A real estate broker or real estate salesperson (often called a real estate agent) is a person who acts as an intermediary between sellers and buyers of real estate/real property and attempts to match up sellers who wish to sell and buyers who wish to buy.

  • “Should I hire an agent helping to rent my place?”

Many real estate agents offer leasing services that include pricing, advertising, showing, screening, negotiating and paperwork (the total cost is usually one month’s rent, half of which is typically offered to the agent who brings a buyer). Rentmar is a great website to showcase your vacant space to prospective tenants, but you still have to set several meetings, screening and do paperworks. If you don’t have the time (or skills) to find a great tenant, consider hiring a professional.

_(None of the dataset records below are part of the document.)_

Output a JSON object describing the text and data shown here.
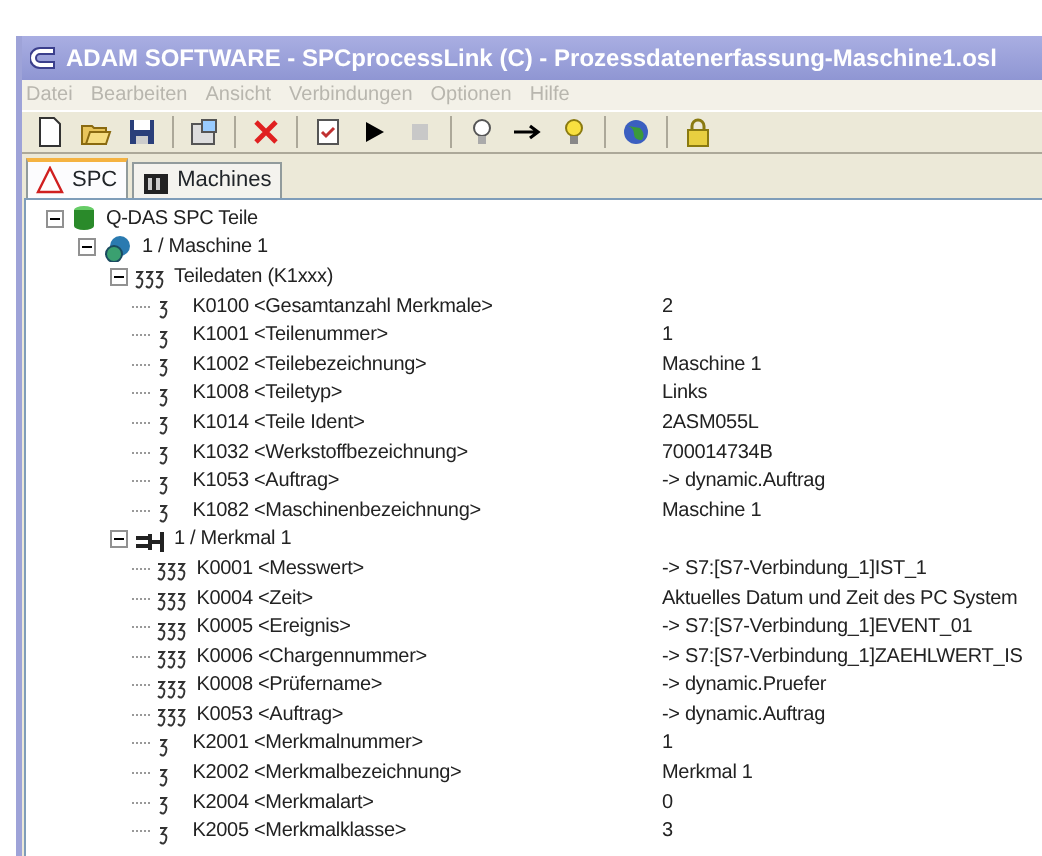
{
  "window": {
    "title": "ADAM SOFTWARE - SPCprocessLink (C)  -  Prozessdatenerfassung-Maschine1.osl"
  },
  "menu": [
    "Datei",
    "Bearbeiten",
    "Ansicht",
    "Verbindungen",
    "Optionen",
    "Hilfe"
  ],
  "tabs": [
    {
      "label": "SPC",
      "selected": true,
      "kind": "warning"
    },
    {
      "label": "Machines",
      "selected": false,
      "kind": "machine"
    }
  ],
  "tree": [
    {
      "label": "Q-DAS SPC Teile",
      "kind": "database",
      "expanded": true,
      "children": [
        {
          "label": "1 / Maschine 1",
          "kind": "machine",
          "expanded": true,
          "children": [
            {
              "label": "Teiledaten (K1xxx)",
              "kind": "group",
              "expanded": true,
              "children": [
                {
                  "label": "K0100 <Gesamtanzahl Merkmale>",
                  "value": "2",
                  "kind": "field"
                },
                {
                  "label": "K1001 <Teilenummer>",
                  "value": "1",
                  "kind": "field"
                },
                {
                  "label": "K1002 <Teilebezeichnung>",
                  "value": "Maschine 1",
                  "kind": "field"
                },
                {
                  "label": "K1008 <Teiletyp>",
                  "value": "Links",
                  "kind": "field"
                },
                {
                  "label": "K1014 <Teile Ident>",
                  "value": "2ASM055L",
                  "kind": "field"
                },
                {
                  "label": "K1032 <Werkstoffbezeichnung>",
                  "value": "700014734B",
                  "kind": "field"
                },
                {
                  "label": "K1053 <Auftrag>",
                  "value": "-> dynamic.Auftrag",
                  "kind": "field"
                },
                {
                  "label": "K1082 <Maschinenbezeichnung>",
                  "value": "Maschine 1",
                  "kind": "field"
                }
              ]
            },
            {
              "label": "1 / Merkmal 1",
              "kind": "feature",
              "expanded": true,
              "children": [
                {
                  "label": "K0001 <Messwert>",
                  "value": "-> S7:[S7-Verbindung_1]IST_1",
                  "kind": "multi"
                },
                {
                  "label": "K0004 <Zeit>",
                  "value": "Aktuelles Datum und Zeit des PC System",
                  "kind": "multi"
                },
                {
                  "label": "K0005 <Ereignis>",
                  "value": "-> S7:[S7-Verbindung_1]EVENT_01",
                  "kind": "multi"
                },
                {
                  "label": "K0006 <Chargennummer>",
                  "value": "-> S7:[S7-Verbindung_1]ZAEHLWERT_IS",
                  "kind": "multi"
                },
                {
                  "label": "K0008 <Prüfername>",
                  "value": "-> dynamic.Pruefer",
                  "kind": "multi"
                },
                {
                  "label": "K0053 <Auftrag>",
                  "value": "-> dynamic.Auftrag",
                  "kind": "multi"
                },
                {
                  "label": "K2001 <Merkmalnummer>",
                  "value": "1",
                  "kind": "field"
                },
                {
                  "label": "K2002 <Merkmalbezeichnung>",
                  "value": "Merkmal 1",
                  "kind": "field"
                },
                {
                  "label": "K2004 <Merkmalart>",
                  "value": "0",
                  "kind": "field"
                },
                {
                  "label": "K2005 <Merkmalklasse>",
                  "value": "3",
                  "kind": "field"
                }
              ]
            }
          ]
        }
      ]
    }
  ]
}
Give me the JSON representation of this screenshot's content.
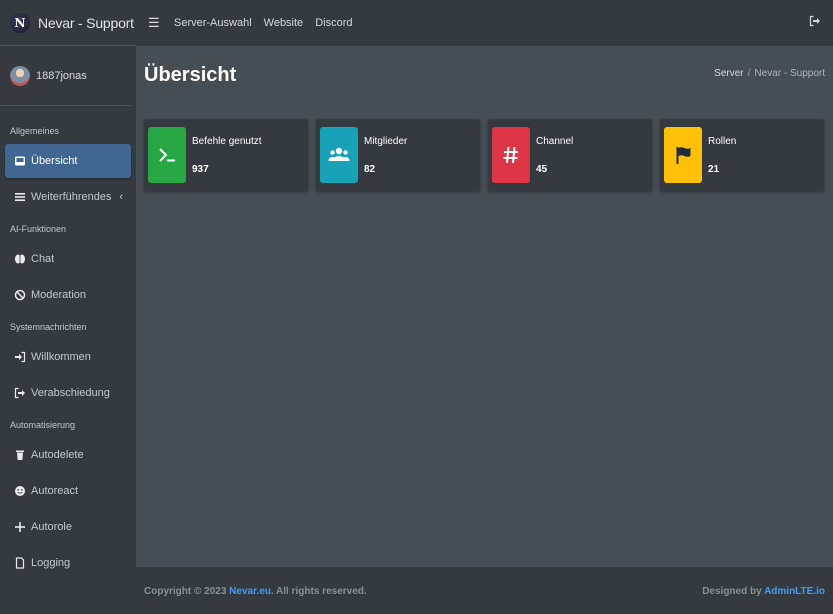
{
  "brand": {
    "logo_letter": "N",
    "name": "Nevar - Support"
  },
  "user": {
    "name": "1887jonas"
  },
  "sidebar": {
    "sections": [
      {
        "header": "Allgemeines",
        "items": [
          {
            "label": "Übersicht",
            "icon": "inbox-icon",
            "active": true
          },
          {
            "label": "Weiterführendes",
            "icon": "list-icon",
            "has_arrow": true
          }
        ]
      },
      {
        "header": "AI-Funktionen",
        "items": [
          {
            "label": "Chat",
            "icon": "brain-icon"
          },
          {
            "label": "Moderation",
            "icon": "ban-icon"
          }
        ]
      },
      {
        "header": "Systemnachrichten",
        "items": [
          {
            "label": "Willkommen",
            "icon": "sign-in-icon"
          },
          {
            "label": "Verabschiedung",
            "icon": "sign-out-icon"
          }
        ]
      },
      {
        "header": "Automatisierung",
        "items": [
          {
            "label": "Autodelete",
            "icon": "trash-icon"
          },
          {
            "label": "Autoreact",
            "icon": "smile-icon"
          },
          {
            "label": "Autorole",
            "icon": "plus-icon"
          },
          {
            "label": "Logging",
            "icon": "file-icon"
          }
        ]
      }
    ],
    "arrow_glyph": "‹"
  },
  "topbar": {
    "menu_glyph": "☰",
    "links": [
      "Server-Auswahl",
      "Website",
      "Discord"
    ]
  },
  "page": {
    "title": "Übersicht",
    "breadcrumb": {
      "root": "Server",
      "separator": "/",
      "current": "Nevar - Support"
    }
  },
  "cards": [
    {
      "label": "Befehle genutzt",
      "value": "937",
      "icon": "terminal-icon",
      "color": "#28a745"
    },
    {
      "label": "Mitglieder",
      "value": "82",
      "icon": "users-icon",
      "color": "#17a2b8"
    },
    {
      "label": "Channel",
      "value": "45",
      "icon": "hashtag-icon",
      "color": "#dc3545"
    },
    {
      "label": "Rollen",
      "value": "21",
      "icon": "flag-icon",
      "color": "#ffc107"
    }
  ],
  "footer": {
    "copyright_prefix": "Copyright © 2023 ",
    "copyright_link": "Nevar.eu",
    "copyright_suffix": ". All rights reserved.",
    "designed_prefix": "Designed by ",
    "designed_link": "AdminLTE.io"
  },
  "colors": {
    "sidebar_bg": "#343a40",
    "content_bg": "#454d55",
    "active_item": "#3f6791",
    "link": "#3f9cf3"
  }
}
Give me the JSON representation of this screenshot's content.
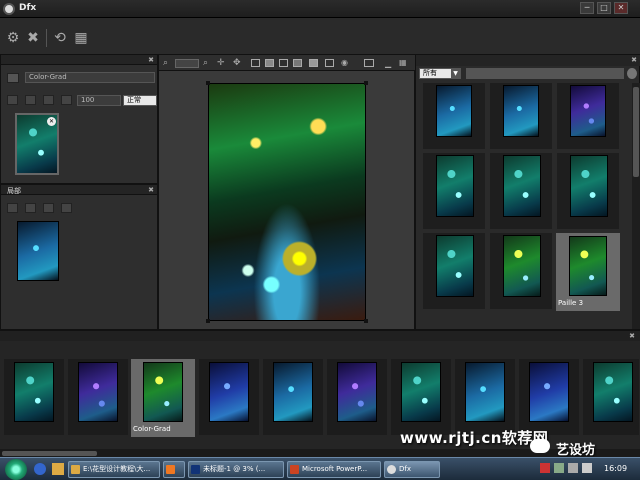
{
  "window": {
    "title": "Dfx"
  },
  "window_controls": {
    "minimize": "─",
    "maximize": "□",
    "close": "✕"
  },
  "top_toolbar": {
    "icons": [
      "gear-icon",
      "close-tools-icon",
      "refresh-icon",
      "frame-icon"
    ]
  },
  "layers_panel": {
    "filter_name": "Color-Grad",
    "opacity_value": "100",
    "blend_mode": "正常"
  },
  "layer2_panel": {
    "title": "局部"
  },
  "preview_panel": {
    "icons": [
      "zoom-icon",
      "fit-icon",
      "pan-icon",
      "hand-icon",
      "split-h-icon",
      "split-v-icon",
      "compare-icon",
      "before-icon",
      "after-icon",
      "grid-icon",
      "eye-icon",
      "settings-icon"
    ]
  },
  "browser_panel": {
    "category_value": "所有",
    "selected_label": "Paille 3"
  },
  "filmstrip": {
    "selected_label": "Color-Grad"
  },
  "taskbar": {
    "items": [
      {
        "label": "E:\\花型设计教程\\大..."
      },
      {
        "label": ""
      },
      {
        "label": "未标题-1 @ 3% (..."
      },
      {
        "label": "Microsoft PowerP..."
      },
      {
        "label": "Dfx"
      }
    ],
    "clock": "16:09"
  },
  "watermark": {
    "url": "www.rjtj.cn软荐网",
    "brand": "艺设坊"
  }
}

  • “What if I have a pet?”

Landlords can’t evict a tenant for having a pet, but they can refuse to rent to someone with a pet in the first place. If you own a condo, the Condominium rules take precedence over the Residential Tenancies Act, so if the condo doesn’t allow pets, you may be able to evict Fido or Fifi.

  • “Is the rent can be increased by the landlord?”

Rent increases are usually controlled by the government. Generally speaking, landlords can increase the rent once every 12 months by up to a maximum equal to the Consumer Price Index (CPI) for that year. In 2016, the maximum allowable rent increase in Ontario was 2%.

  • “Can my landlord enter into my apartment?”

Generally, Landlords have the right to enter an apartment to repair and maintain it (with 24 hours notice or in the case of an emergency). The landlord also have the right to show the unit to prospective tenants and/or buyers with appropriate notice.

  • “I decided to move back into my place which I have rented out. Do I have to notify my tenants in advance?”

You may NOT move back into your condo or apartment during the term of the lease. If the tenant is on a month-to-month lease, you may provide 60 days notice in writing (counting from the 1st of the coming month) in order to occupy the unit (note: you or a family member must be the person occupying the unit – you cannot simply give notice to the tenant in order to allow someone else to move in).

  • “I decided to sell the rental residence. What should I do with my tenants?”

If you have a valid written lease, you may NOT evict the tenant in order to sell the property. The lease simply transfers to the new owner (at the current rent and terms). If you have a ‘month-to-month’ tenant, you may give the usual 60 days written notice to the tenant, on behalf of the new buyer (assuming the new buyer is moving in themselves).

  • “How much rent should I ask for my unit?”

The best way to price your property is by finding out what other nearby apartments have rented for (“comparables”). Real estate agents have access to a ton of rental history so if you hire an agent, you’ll be able to price your apartment or condo more easily.